“阳阳回来了。”年父年景辉激动地双眼一亮,长松了一口气,一脸担忧地从沙发上站起来迎过来,“刚才我跟你妈都担心死了,下那么大的雨,万一被风刮跑了或出什么意外可怎么办。”
年阳还没来得及回答,年母张飞芸就沉着脸严肃地问“刚才去哪了怎么这么晚才回来”
年阳乖巧地站在她面前,微微低头,思路清晰地回答“去读书馆看书,回来的路上下雨了,没带伞只好在路边躲雨,雨停了才回来。”
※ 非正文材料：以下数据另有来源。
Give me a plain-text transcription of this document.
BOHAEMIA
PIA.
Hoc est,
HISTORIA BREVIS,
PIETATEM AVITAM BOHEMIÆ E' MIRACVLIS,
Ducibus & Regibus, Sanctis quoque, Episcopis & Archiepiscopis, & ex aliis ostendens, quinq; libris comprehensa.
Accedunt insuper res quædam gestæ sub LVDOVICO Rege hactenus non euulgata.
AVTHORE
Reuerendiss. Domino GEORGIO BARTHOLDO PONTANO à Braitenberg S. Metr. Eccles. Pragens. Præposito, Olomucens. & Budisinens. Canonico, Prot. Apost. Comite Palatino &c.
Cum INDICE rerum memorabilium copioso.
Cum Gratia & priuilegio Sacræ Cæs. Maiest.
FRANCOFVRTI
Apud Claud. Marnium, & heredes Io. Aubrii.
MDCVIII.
这个回答天衣无缝,让张飞芸无话可说,起身走向餐厅“下次出门记得带伞和打电话回家,过来吃晚餐吧。”
“好。”年阳跟在她后面走进餐厅,却始终与她保持一段距离。
年景辉快走在年阳的身边,亲昵地揉了揉她的脑袋,低声道“你妈也是担心你,不用怕,有爸在呢。”
年阳转头向他微微一笑“谢谢爸爸。”
入座后,各自拿起碗筷默默地吃,谁也没有说话。
年家恪守餐桌礼仪,哦不,应该说张女士规定每个人都遵守餐桌礼仪,规定吃饭的时候不能说话,年阳从小就被这样教育着,这十七年来也都默默遵守,从来不敢违抗,也就习惯成自然了。
这种餐桌礼仪有利也有弊。
她父母经营一家服装外贸公司,俩人每天早出晚归忙于事业,准时回家吃饭更是成了奢侈的事。偶尔能聚在一起吃个晚餐,本该是一家人最轻松最利于交流和沟通感情的时机,却这样白白浪费了。
每每吃完饭,就各忙各的去了。
如此一来,年阳和父母的感情从小就不太亲密,特别是与凡事公事公办又强势的母亲,关系更为疏离。
她父亲性格比较随和,也经常被张女士镇压,父女俩自然而然地站在了被迫害的弱势群体统一战线上,再加上年父常常抽空拉着她一起去打篮球,所以父女俩的关系还算比较亲密,但也只是比较亲密而已,与别人家相比起来就差远了,比如荣家。
吃完晚餐,年父问“阳阳,一会儿陪爸爸去散散步打打球”
年阳刚想说话,却被张女士抢过了话头“刚下雨散什么步打什么球也不怕摔着,阳阳吃完饭回屋学习,初中回回考第一,上了高中一次都没拿过第一,真不知道你是怎么搞的,下回争气点”
“好”年阳下意识地并了并双腿。
就连荣岩都看出她的腿受伤了,他们身为她的家人竟是丝毫没有察觉到,只关心她能不能考第一,为他们脸上添光能够跟邻居炫耀一番。
虽然已经习惯了,但心中还是难免有些失落和酸涩。
“我先回屋了。”年阳神色淡淡地放下碗筷,起身离桌。
看着她离去的背影,年父微微皱起眉头,无奈地说“阳阳已经很努力了,你就不要再逼她了,别给她太大的压力。”
“没有压力就没有动力。”张女士义正言辞道,斜睨了他一眼,“要是她像你这样安于现状不思进取,以后就废了”
年景辉
他狠狠地憋了一口气,不再与她争辩,转身出门透透气。
回到屋里,年阳坐在窗边的书桌前,并没有看书,而是看着窗外发呆。
因为刚下过雨的缘故,今晚的夜色显得尤为黑沉,晚风从窗外吹进来也带着丝丝冰凉。
年阳抱着裸露的双臂轻轻搓了搓,就在这时,她的膝盖忽然一沉,低眸一看,发现自家的胖橘猫绒球懒懒地趴在她的腿上伸懒腰打呵欠,最后躺着一动不动。